During that re-election year, he faced an issue in his hometown of Wilmington, Del., as the black and white students were segregated by geography as well as previous segregationist policy, meaning that busing would require students to travel many miles to facilitate desegregation. The NYT recounted:

In September, just as school was about to start, teachers went on strike over pay issues raised by the busing plan. Mr. Biden, who strongly believed in integration and equal education, was torn. White parents cursed him at public meetings. Nervous black civil rights leaders looked to him to find a way to integrate the schools without forcing inner-city students to travel miles into hostile suburban turf.

It was, Mr. Biden wrote in his 2007 autobiography, “Promises to Keep,” a “liberal train wreck.”

Mr. Biden tried to salve both sides by introducing legislation to outlaw certain types of court-ordered busing while retaining the court’s power to end segregation when it had been deliberately imposed by school districts. His position put him in league with some Southern segregationists in the Senate and left him at odds with African-American leaders.

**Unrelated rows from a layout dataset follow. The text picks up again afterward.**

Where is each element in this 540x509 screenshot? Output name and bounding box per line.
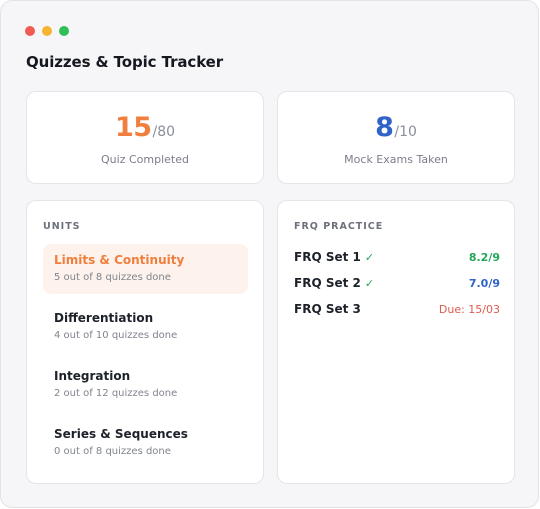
frq-due-date: Due: 15/03 xyxy=(438,302,500,316)
quiz-completed-count: 15 xyxy=(114,112,152,143)
quiz-completed-label: Quiz Completed xyxy=(101,153,189,166)
app-window: Quizzes & Topic Tracker 15/80 Quiz Compl… xyxy=(0,0,539,508)
close-button[interactable] xyxy=(25,26,35,36)
mock-exams-card: 8/10 Mock Exams Taken xyxy=(277,91,515,184)
mock-exams-total: /10 xyxy=(394,124,417,140)
frq-item[interactable]: FRQ Set 2 ✓ 7.0/9 xyxy=(294,270,500,296)
unit-name: Limits & Continuity xyxy=(54,253,185,267)
mock-exams-count: 8 xyxy=(375,112,394,143)
unit-item[interactable]: Limits & Continuity 5 out of 8 quizzes do… xyxy=(43,244,248,294)
mock-exams-label: Mock Exams Taken xyxy=(344,153,448,166)
frq-score: 8.2/9 xyxy=(468,250,500,264)
frq-list: FRQ Set 1 ✓ 8.2/9 FRQ Set 2 ✓ 7.0/9 FRQ Set 3 D… xyxy=(294,244,500,322)
check-icon: ✓ xyxy=(364,277,375,290)
page-title: Quizzes & Topic Tracker xyxy=(26,53,224,71)
units-heading: UNITS xyxy=(43,221,81,232)
frq-panel: FRQ PRACTICE FRQ Set 1 ✓ 8.2/9 FRQ Set 2 ✓ 7.… xyxy=(277,200,515,484)
unit-item[interactable]: Differentiation 4 out of 10 quizzes done xyxy=(43,302,248,352)
unit-progress: 2 out of 12 quizzes done xyxy=(54,388,178,399)
window-controls xyxy=(25,26,69,36)
unit-name: Integration xyxy=(54,369,131,383)
frq-name: FRQ Set 3 xyxy=(294,302,361,316)
quiz-completed-card: 15/80 Quiz Completed xyxy=(26,91,264,184)
unit-progress: 5 out of 8 quizzes done xyxy=(54,272,171,283)
unit-item[interactable]: Integration 2 out of 12 quizzes done xyxy=(43,360,248,410)
frq-item[interactable]: FRQ Set 3 Due: 15/03 xyxy=(294,296,500,322)
unit-name: Series & Sequences xyxy=(54,427,188,441)
unit-progress: 4 out of 10 quizzes done xyxy=(54,330,178,341)
unit-name: Differentiation xyxy=(54,311,154,325)
frq-item[interactable]: FRQ Set 1 ✓ 8.2/9 xyxy=(294,244,500,270)
quiz-total-count: /80 xyxy=(152,124,176,140)
minimize-button[interactable] xyxy=(42,26,52,36)
maximize-button[interactable] xyxy=(59,26,69,36)
unit-item[interactable]: Series & Sequences 0 out of 8 quizzes don… xyxy=(43,418,248,468)
frq-score: 7.0/9 xyxy=(468,276,500,290)
units-panel: UNITS Limits & Continuity 5 out of 8 quiz… xyxy=(26,200,264,484)
frq-name: FRQ Set 2 xyxy=(294,276,361,290)
frq-name: FRQ Set 1 xyxy=(294,250,361,264)
frq-heading: FRQ PRACTICE xyxy=(294,221,384,232)
check-icon: ✓ xyxy=(364,251,375,264)
unit-progress: 0 out of 8 quizzes done xyxy=(54,446,171,457)
unit-list: Limits & Continuity 5 out of 8 quizzes do… xyxy=(43,244,248,476)
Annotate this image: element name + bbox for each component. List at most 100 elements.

In the interview cited by the Examiner, the Scranton-born politician also tried to say as much as possible to distance himself from accusations of racism, while upholding policy supported by segregationists. He even claimed he had been an attorney for a member of the Black Panther Party, which feels like the ‘70s version of “But I have a black friend.” In the interview, in which he was speaking with Republican Sen. Edward Brooke (the only black person in the Senate at the time), Biden added:

I give you my word as a Biden, I put in over 100 hours, by far — I would say close to 300 hours — on just torturing this [anti-busing concept]. Calling my staff together, and the blacks on my staff together, saying ‘Look, this is what I think. Do you think I am [racist]? Is there something in me that’s deep-seated that I don’t know?’

Brooke himself supported busing, despite opposition from white voters in Massachusetts. He said of Biden’s comments in the interview, “Actually, more than 40 percent ride buses to school every day. If it is used, [Biden’s] not against it for consolidation of schools, obviously he’s against it for the desegregation of schools.”

And, surprise, surprise, when 1978 rolled around and both Brooke and Biden were up from re-election in their home states, pro-busing Brooke was ousted by disgruntled white voters and anti-busing Biden was re-elected.

Throughout the 1970s and 1980s, Biden sponsored anti-busing legislation and even said he would support an anti-busing constitutional amendment. He supported an anti-busing amendment to a federal bill, proposed by the segregationist (aka racist) Sen. Jesse Helms of North Carolina, in September of 1975. The former vice president also threw his weight behind an anti-busing amendment by West Virginia’s Sen. Robert Byrd, a Democrat and former recruiter for the Ku Klux Klan who claimed to have left his racist past behind him.

All that hasn’t kept the 76-year-old from trying to paint his own narrative, tooting his own horn about a single busing vote plucked from his overall anti-busing record. Biden told Pod Save America in March 2018:

I have never, ever, ever voted for anything I thought was wrong…In the middle of the single most extensive busing order in all the United States history, in my state, I voted against an amendment, cast the deciding vote, to allow courts to keep busing as a remedy. Because there are some things that are worth losing over.

As it stands, Biden looks to be a front-runner if he joins the presidential race. The Quinnipiac University National Poll published in December 2018 shows that Biden leads in the pack in terms of favorability among Democratic candidates.

Biden’s spokesperson did not respond to the Examiner’s requests for comment.